Já nesta estrutura geral é possível se ver a primeira das muitas referências a outros filmes que compõem Luz Silenciosa: a história de Aurora, de F. Murnau. Nos dois se vê a troca de uma relação cotidiana por outra que promete muito mais, nos dois se vê também o arrependimento e a busca pelo retorno.

No entanto, uma diferença se mostra essencial: em Aurora a amante é diabólica e morena, enquanto em Luz Silenciosa ela parece tão bela e tão pura quando a esposa, nos dois, porém, existe o retorno à vida inicial depois da tragédia. Filosoficamente, esse caminho de fuga e retorno para a realidade original depois do aprendizado da perda e da ilusão dá margem a inúmeros sentidos e belas interpretações – o que carrega a obra de uma verdadeira luz aberta para a reflexão e um sentido espiritual intrínseco (coisa que nem todos tem a capacidade de notar).

Nota-se o sentido espiritual também na calma e no tratamento contemplativo da imagem: ela é tranqüila e parece tirar beleza de tudo por onde olha.
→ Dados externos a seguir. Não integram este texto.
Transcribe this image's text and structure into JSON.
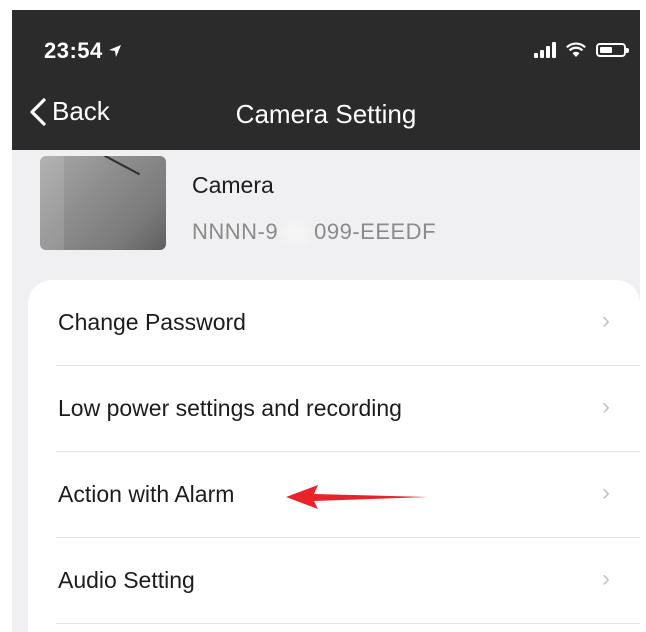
{
  "status_bar": {
    "time": "23:54",
    "location_arrow": "location-arrow-icon",
    "icons": [
      "signal-bars-icon",
      "wifi-icon",
      "battery-icon"
    ]
  },
  "nav": {
    "back_label": "Back",
    "title": "Camera Setting"
  },
  "device": {
    "name": "Camera",
    "id_prefix": "NNNN-9",
    "id_suffix": "099-EEEDF"
  },
  "menu": {
    "items": [
      {
        "label": "Change Password"
      },
      {
        "label": "Low power settings and recording"
      },
      {
        "label": "Action with Alarm"
      },
      {
        "label": "Audio Setting"
      }
    ]
  },
  "annotation": {
    "arrow_color": "#e8242a"
  },
  "colors": {
    "nav_background": "#2b2b2b",
    "page_background": "#f0f0f2",
    "chevron": "#c4c4c6"
  }
}
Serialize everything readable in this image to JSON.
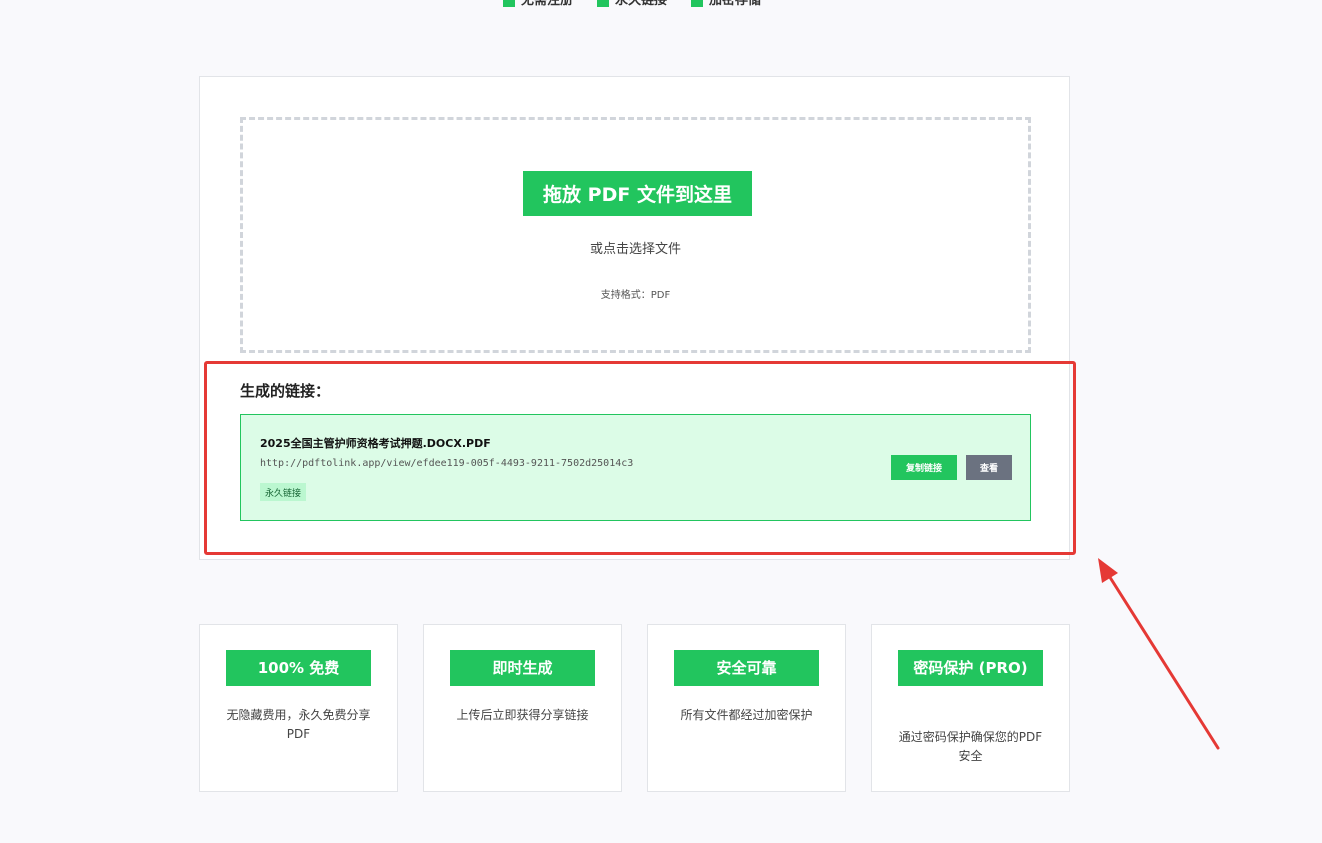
{
  "top_badges": [
    "无需注册",
    "永久链接",
    "加密存储"
  ],
  "upload": {
    "title": "拖放 PDF 文件到这里",
    "subtitle": "或点击选择文件",
    "formats": "支持格式：PDF"
  },
  "result": {
    "title": "生成的链接：",
    "file_name": "2025全国主管护师资格考试押题.DOCX.PDF",
    "url": "http://pdftolink.app/view/efdee119-005f-4493-9211-7502d25014c3",
    "tag": "永久链接",
    "copy_label": "复制链接",
    "view_label": "查看"
  },
  "features": [
    {
      "title": "100% 免费",
      "desc": "无隐藏费用，永久免费分享PDF"
    },
    {
      "title": "即时生成",
      "desc": "上传后立即获得分享链接"
    },
    {
      "title": "安全可靠",
      "desc": "所有文件都经过加密保护"
    },
    {
      "title": "密码保护 (PRO)",
      "desc": "通过密码保护确保您的PDF安全"
    }
  ],
  "colors": {
    "accent": "#22c55e",
    "annotation": "#e53935",
    "secondary_button": "#6b7280",
    "result_bg": "#dcfce7"
  }
}
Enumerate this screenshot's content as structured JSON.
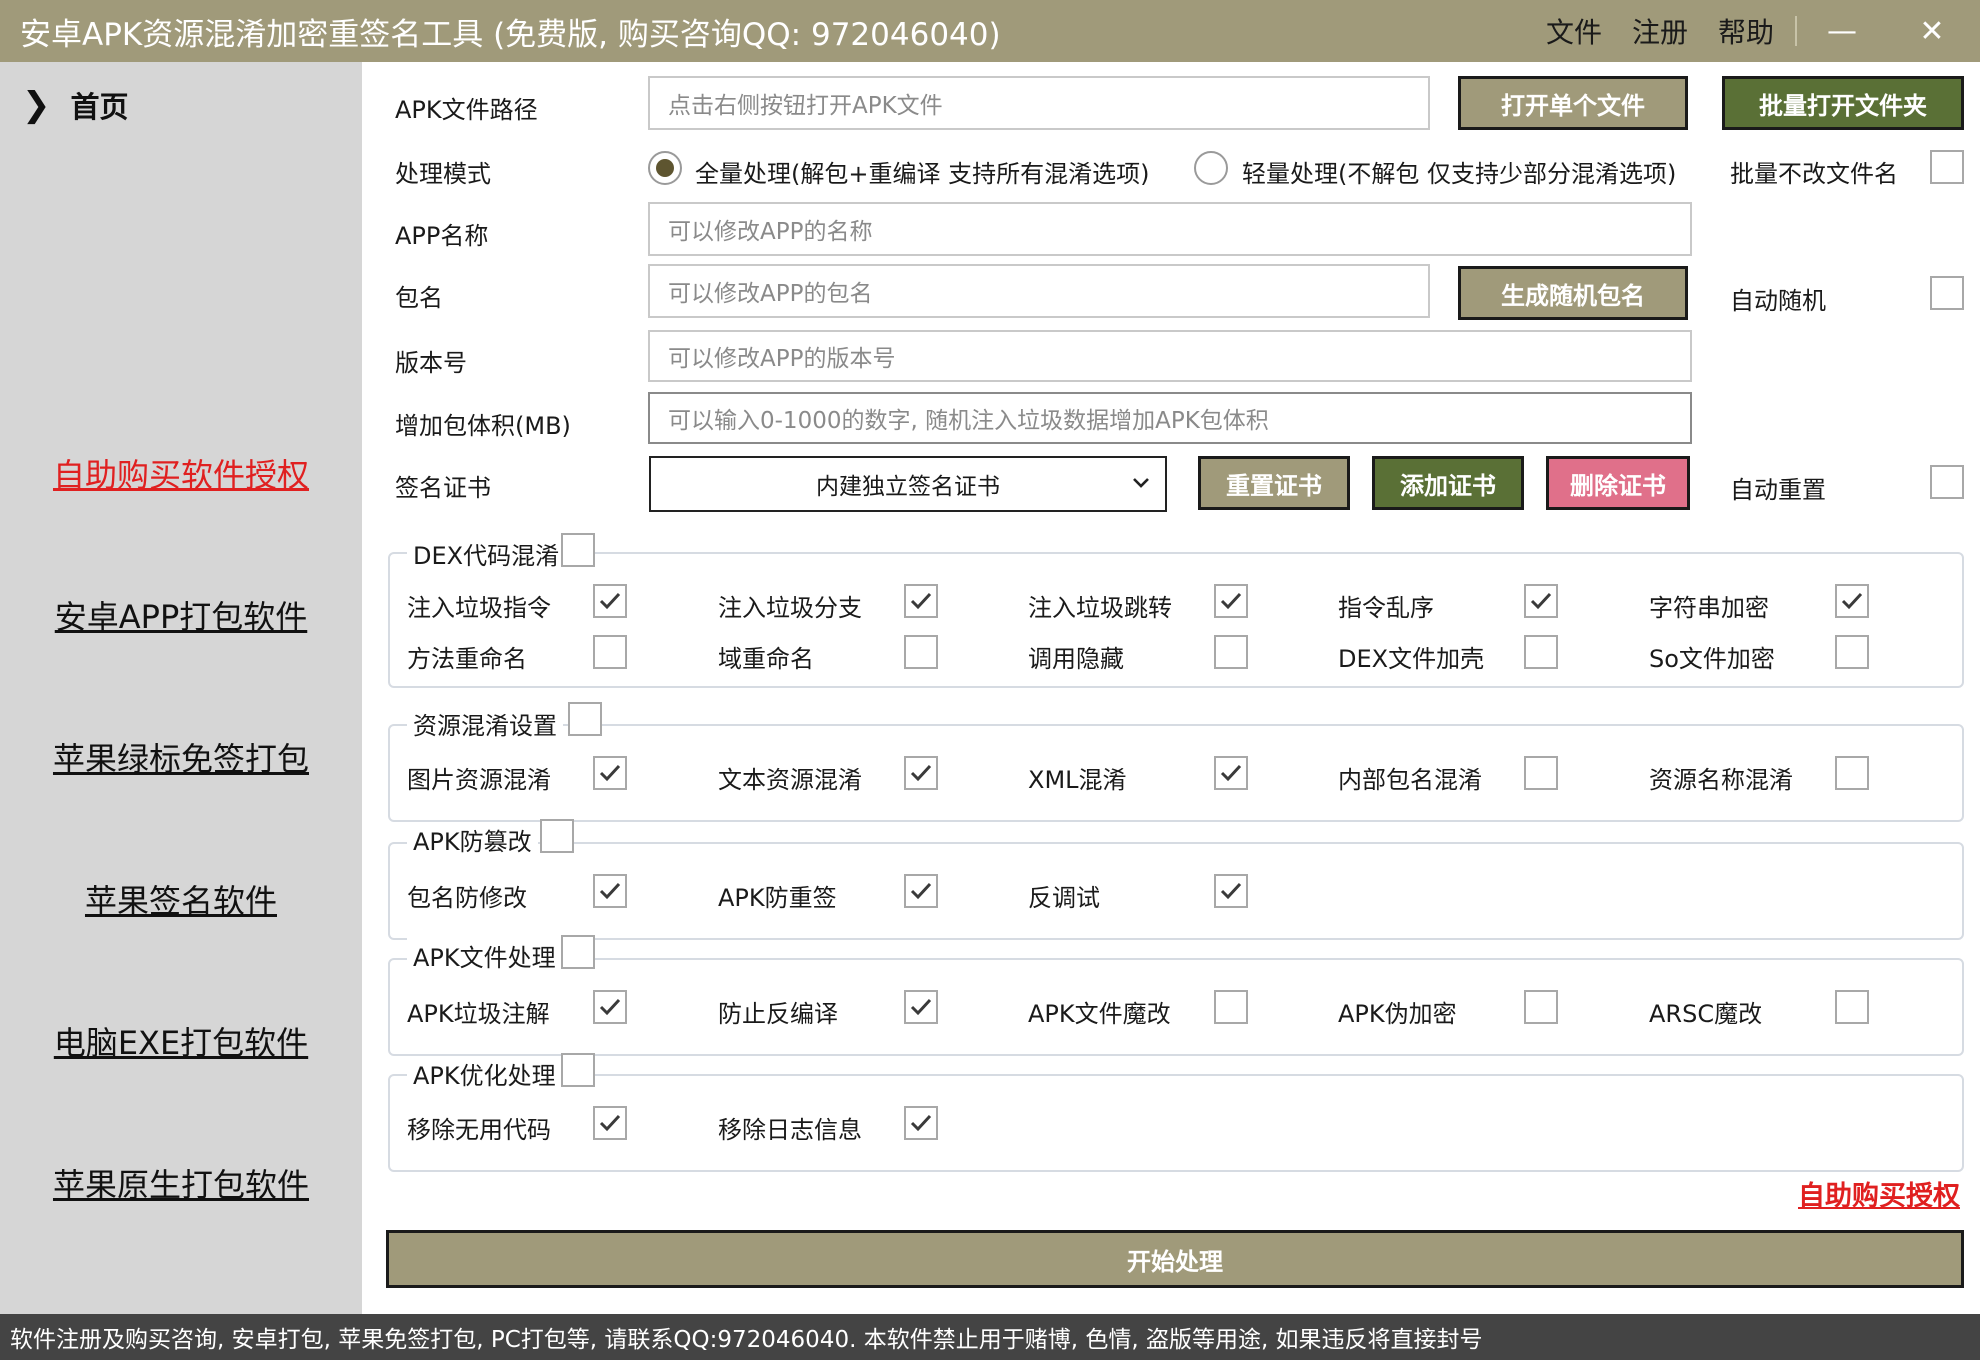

As falas dos personagens, seus olhares, as cores da obra, as paisagens (como na abertura e no fim do filme) apontam também para a contemplação, tema esquecido no cinema comercial, finalidade última de toda a filosofia segundo Wittigenstein e uma das bases espirituais da arte.

Vendo sua obra no geral, parece que Reygadas leu e releu direitinho Esculpir o Tempo, de Andrei Tarkovski: a falta de trilha sonora, que serve de muleta para a maioria dos filmes medíocres, a serenidade do movimento da câmera, a ambiquidade das falas, a beleza das tomadas, tem a origem certa na estética espiritual tarkovskiana.

É possível se notar também bastante de Bergman e até uma cena inteira de Dreyer. Cheia de referências, a película de Reygadas parece querer dizer: nada se cria, tudo se pastichiza.